Perekonomian modern menggunakan uang sebagai satuan hitung, patokan universal yang memuat harga beragam barang dan jasa. Transaksi ekonomi akan jauh lebih mudah dilakukan ketika terdapat alat tukar, penyimpan nilai dan satuan hitung.

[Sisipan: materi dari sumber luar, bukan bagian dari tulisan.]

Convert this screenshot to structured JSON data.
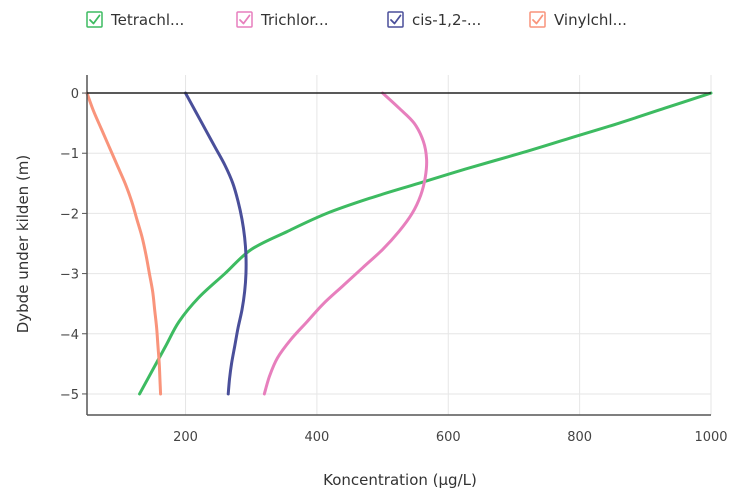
{
  "chart_data": {
    "type": "line",
    "xlabel": "Koncentration (µg/L)",
    "ylabel": "Dybde under kilden (m)",
    "xlim": [
      50,
      1000
    ],
    "ylim": [
      -5.35,
      0.3
    ],
    "x_ticks": [
      "200",
      "400",
      "600",
      "800",
      "1000"
    ],
    "y_ticks": [
      "0",
      "−1",
      "−2",
      "−3",
      "−4",
      "−5"
    ],
    "grid": true,
    "legend_position": "top",
    "series": [
      {
        "name": "Tetrachl...",
        "color": "#3dbb61",
        "points": [
          [
            1000,
            0
          ],
          [
            930,
            -0.25
          ],
          [
            860,
            -0.5
          ],
          [
            785,
            -0.75
          ],
          [
            710,
            -1.0
          ],
          [
            630,
            -1.25
          ],
          [
            555,
            -1.5
          ],
          [
            480,
            -1.75
          ],
          [
            415,
            -2.0
          ],
          [
            355,
            -2.3
          ],
          [
            300,
            -2.6
          ],
          [
            260,
            -3.0
          ],
          [
            220,
            -3.4
          ],
          [
            190,
            -3.8
          ],
          [
            170,
            -4.2
          ],
          [
            150,
            -4.6
          ],
          [
            130,
            -5.0
          ]
        ]
      },
      {
        "name": "Trichlor...",
        "color": "#e77fbd",
        "points": [
          [
            500,
            0
          ],
          [
            525,
            -0.25
          ],
          [
            548,
            -0.5
          ],
          [
            562,
            -0.8
          ],
          [
            567,
            -1.1
          ],
          [
            565,
            -1.4
          ],
          [
            558,
            -1.7
          ],
          [
            545,
            -2.0
          ],
          [
            525,
            -2.3
          ],
          [
            500,
            -2.6
          ],
          [
            470,
            -2.9
          ],
          [
            440,
            -3.2
          ],
          [
            410,
            -3.5
          ],
          [
            385,
            -3.8
          ],
          [
            360,
            -4.1
          ],
          [
            340,
            -4.4
          ],
          [
            328,
            -4.7
          ],
          [
            320,
            -5.0
          ]
        ]
      },
      {
        "name": "cis-1,2-...",
        "color": "#4a4f9a",
        "points": [
          [
            200,
            0
          ],
          [
            215,
            -0.3
          ],
          [
            230,
            -0.6
          ],
          [
            245,
            -0.9
          ],
          [
            260,
            -1.2
          ],
          [
            272,
            -1.5
          ],
          [
            280,
            -1.8
          ],
          [
            286,
            -2.1
          ],
          [
            290,
            -2.4
          ],
          [
            292,
            -2.7
          ],
          [
            292,
            -3.0
          ],
          [
            290,
            -3.3
          ],
          [
            286,
            -3.6
          ],
          [
            280,
            -3.9
          ],
          [
            275,
            -4.2
          ],
          [
            270,
            -4.5
          ],
          [
            267,
            -4.75
          ],
          [
            265,
            -5.0
          ]
        ]
      },
      {
        "name": "Vinylchl...",
        "color": "#f9947b",
        "points": [
          [
            50,
            0
          ],
          [
            60,
            -0.3
          ],
          [
            72,
            -0.6
          ],
          [
            84,
            -0.9
          ],
          [
            96,
            -1.2
          ],
          [
            108,
            -1.5
          ],
          [
            118,
            -1.8
          ],
          [
            126,
            -2.1
          ],
          [
            134,
            -2.4
          ],
          [
            140,
            -2.7
          ],
          [
            145,
            -3.0
          ],
          [
            150,
            -3.3
          ],
          [
            153,
            -3.6
          ],
          [
            156,
            -3.9
          ],
          [
            158,
            -4.2
          ],
          [
            160,
            -4.5
          ],
          [
            161,
            -4.75
          ],
          [
            162,
            -5.0
          ]
        ]
      }
    ]
  }
}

Di Amerika Serikat, pada 1861, ketika terjadi perang saudara, pemerintah menggaji prajurit dengan uang kertas yang bisa dikonversikan menjadi emas. Namun pemerintah kehabisan emas dan beralih menggunakan uang fiat yang tidak dapat dikonversikan (nonkonvertibel).

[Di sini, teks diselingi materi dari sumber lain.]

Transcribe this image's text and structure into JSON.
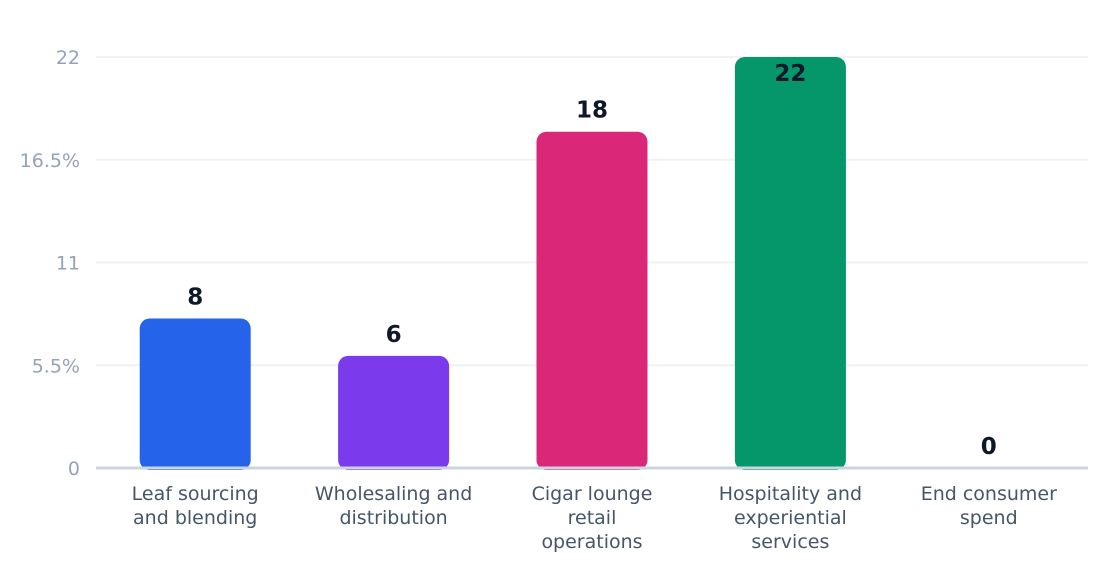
{
  "chart_data": {
    "type": "bar",
    "categories": [
      [
        "Leaf sourcing",
        "and blending"
      ],
      [
        "Wholesaling and",
        "distribution"
      ],
      [
        "Cigar lounge",
        "retail",
        "operations"
      ],
      [
        "Hospitality and",
        "experiential",
        "services"
      ],
      [
        "End consumer",
        "spend"
      ]
    ],
    "values": [
      8,
      6,
      18,
      22,
      0
    ],
    "data_labels": [
      "8",
      "6",
      "18",
      "22",
      "0"
    ],
    "colors": [
      "#2563eb",
      "#7c3aed",
      "#db2777",
      "#059669",
      "#d97706"
    ],
    "ylim": [
      0,
      22
    ],
    "yticks": [
      {
        "value": 0,
        "label": "0"
      },
      {
        "value": 5.5,
        "label": "5.5%"
      },
      {
        "value": 11,
        "label": "11"
      },
      {
        "value": 16.5,
        "label": "16.5%"
      },
      {
        "value": 22,
        "label": "22"
      }
    ],
    "grid": true,
    "gridline_color": "#eef1f5",
    "baseline_color": "#cbd5e1"
  }
}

Awalnya memang diperdebatkan namun pada 1862 dapat diterima masyarakat dan tidak menimbulkan hiperinflasi. Konvertibilitas secara perlahan dihapus pada abad ke-20, dan peninggalan terakhirnya dicabut pada 1971. Sejak itu sistem uang fiat menjadi yang dominan. Daya beli uang kertas tidak berfluktuasi besar ketimbang daya beli emas.Kini, jenis uang telah bermetamorfosis hingga beragam jenis dari e-money hingga e-wallet. Juga uang kripto yang dilindungi kode komputer agar mempersulit tindak kriminal. Penggunaan proteksi ini juga menyembunyikan identitas pelaku ekonomi yang menggunakan. Tak jarang jenis uang ini digunakan untuk aktivitas ekonomi ilegal.
Sikap Terhadap Uang
Pandangan “sikap” mengenai uang seperti siswa, orangtua dan pekerja bangunan hanyalah sebuah sketsa yang mungkin tidak representatif. Penelitian mengenai bagaimana menyikapi uang telah banyak dilakukan. Bandelj dan kawan-kawan (2021) menemukan bahwa perempuan cenderung lebih mengkhawatirkan uang dibandingkan laki-laki.Oleson (2004) menemukan bahwa rata-rata, laki-laki secara statistik lebih besar kemungkinannya dibandingkan perempuan untuk mendapatkan skor lebih tinggi dalam hal sikap obsesi, kekuasaan, anggaran, dan prestasi terhadap uang. Ini terkait erat dengan ukuran prestasi, kesuksesan, kekuasaan dan status.
Pria ditemukan lebih berani mengambil risiko, mempunyai kecenderungan lebih besar untuk berjudi, menganggap diri mereka lebih teliti dan bangga dengan kemampuan mereka menangani masalah uang (Prince, 1993).Sikap terhadap uang ini berdampak pada pilihan investasi keuangan yang dibuat, bagaimana seseorang berhubungan dengan uang, dan juga berdampak pada kepuasan hidup. Akhirnya bagaimana seseorang menyikapi uang, dengan berpegang pada nilai-nilai yang diyakini dan dipengaruhi oleh budaya setempat, memengaruhi perilaku individu. Kerap kali tanpa disadari, mengejar prestasi, kekuasaan, dan eksistensi, yang diidentikkan dengan uang, lalu lupa diri.
Walau terdengar klise, hidup tak melulu soal uang. Jika orientasi kehidupan seseorang ingin bahagia dan sejahtera, uang tidak bisa menjamin itu. Uang memang dibutuhkan untuk menjalankan hidup walau bukan segalanya. Tanpa uang yang memadai sulit untuk mengarungi hidup yang layak.
Namun mendewakan uang akan membutakan hati. Menjadi manusia serakah dan menjauh dari kemanusiaan. Diperlukan kebijaksanaan untuk menyikapi uang, yang sampai kapan pun, tidak akan dirasa cukup.